During that skid, they have scored in only three of the 36 innings -- on a hit-by-pitch and a run-scoring groundout with the bases loaded on Tuesday in Boston, on Bauers’ three-run homer in the first inning against Washington on Friday, and on Contreras’ home run leading off the ninth inning on Saturday night.

It’s clear the Brewers miss left fielder Jackson Chourio and first baseman Andrew Vaughn, two of their best right-handed hitters who would have featured prominently on a night like Saturday against a left-hander like Griffin. Both are on the injured list after fracturing bones in their left hand, and while Chourio is closer, he’s still several weeks away.

“There’s [been], sporadically, really good at-bats,” Murphy said. “It’s tough when you have high expectations on yourselves. We’ve got some injuries, some inexperience, and guys getting to play that haven’t played full time. You have some guys kind of caught in-between and trying to do a lot.

“It’s common in baseball. It’s not like all of a sudden something crazy has happened. We got off to a good start, we connected at-bats. They are trying to do that. It’s not lack of effort.”

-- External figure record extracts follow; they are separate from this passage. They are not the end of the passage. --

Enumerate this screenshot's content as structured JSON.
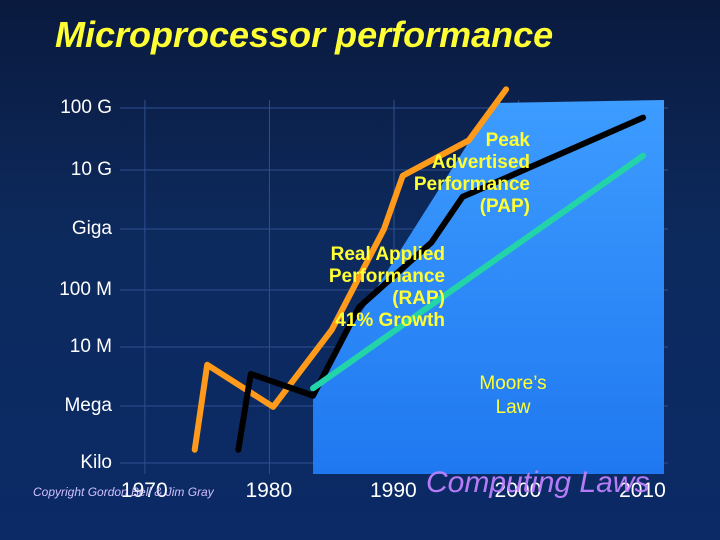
{
  "title": "Microprocessor performance",
  "footer": {
    "copyright": "Copyright Gordon Bell & Jim Gray",
    "watermark": "Computing Laws"
  },
  "annotations": {
    "peak_lines": [
      "Peak",
      "Advertised",
      "Performance",
      "(PAP)"
    ],
    "rap_lines": [
      "Real Applied",
      "Performance",
      "(RAP)",
      "41% Growth"
    ],
    "moore_lines": [
      "Moore’s",
      "Law"
    ]
  },
  "chart_data": {
    "type": "line",
    "title": "Microprocessor performance",
    "xlabel": "",
    "ylabel": "",
    "y_scale": "log",
    "x_ticks": [
      "1970",
      "1980",
      "1990",
      "2000",
      "2010"
    ],
    "y_ticks": [
      "Kilo",
      "Mega",
      "10 M",
      "100 M",
      "Giga",
      "10 G",
      "100 G"
    ],
    "y_tick_values": [
      1000,
      1000000,
      10000000,
      100000000,
      1000000000,
      10000000000,
      100000000000
    ],
    "xlim": [
      1968,
      2012
    ],
    "grid": true,
    "colors": {
      "peak": "#ff9a1a",
      "rap": "#000000",
      "moore_line": "#22d4a8",
      "moore_area": "#2a8cff"
    },
    "series": [
      {
        "name": "Peak Advertised Performance (PAP)",
        "points": [
          [
            1974,
            5000
          ],
          [
            1975,
            5000000
          ],
          [
            1980.3,
            900000
          ],
          [
            1985,
            20000000
          ],
          [
            1989.2,
            1000000000
          ],
          [
            1990.7,
            8000000000
          ],
          [
            1996,
            30000000000
          ],
          [
            1999,
            200000000000
          ]
        ]
      },
      {
        "name": "Real Applied Performance (RAP)",
        "points": [
          [
            1977.5,
            5000
          ],
          [
            1978.5,
            3500000
          ],
          [
            1983.5,
            1500000
          ],
          [
            1987.2,
            50000000
          ],
          [
            1993,
            600000000
          ],
          [
            1995.5,
            3500000000
          ],
          [
            2010,
            70000000000
          ]
        ]
      },
      {
        "name": "Moore’s Law",
        "points": [
          [
            1983.5,
            2000000
          ],
          [
            2010,
            17000000000
          ]
        ]
      }
    ]
  }
}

Besides the hitting woes, the Brewers had two pitchers getting checked for knee injuries in the wake of Saturday’s loss. Left-handed starter Kyle Harrison was set for scans of his left knee after absorbing a fastball from first baseman Gary Sánchez on a botched play in the first inning -- the first of Sánchez’s two errors -- and right-hander Brandon Sproat was getting his right knee evaluated after diving for an infield grounder in the seventh.

Injury worries were the last thing the Brewers needed on another tough night.

“I’m not panicking," Murphy said. “I still trust the ballclub.”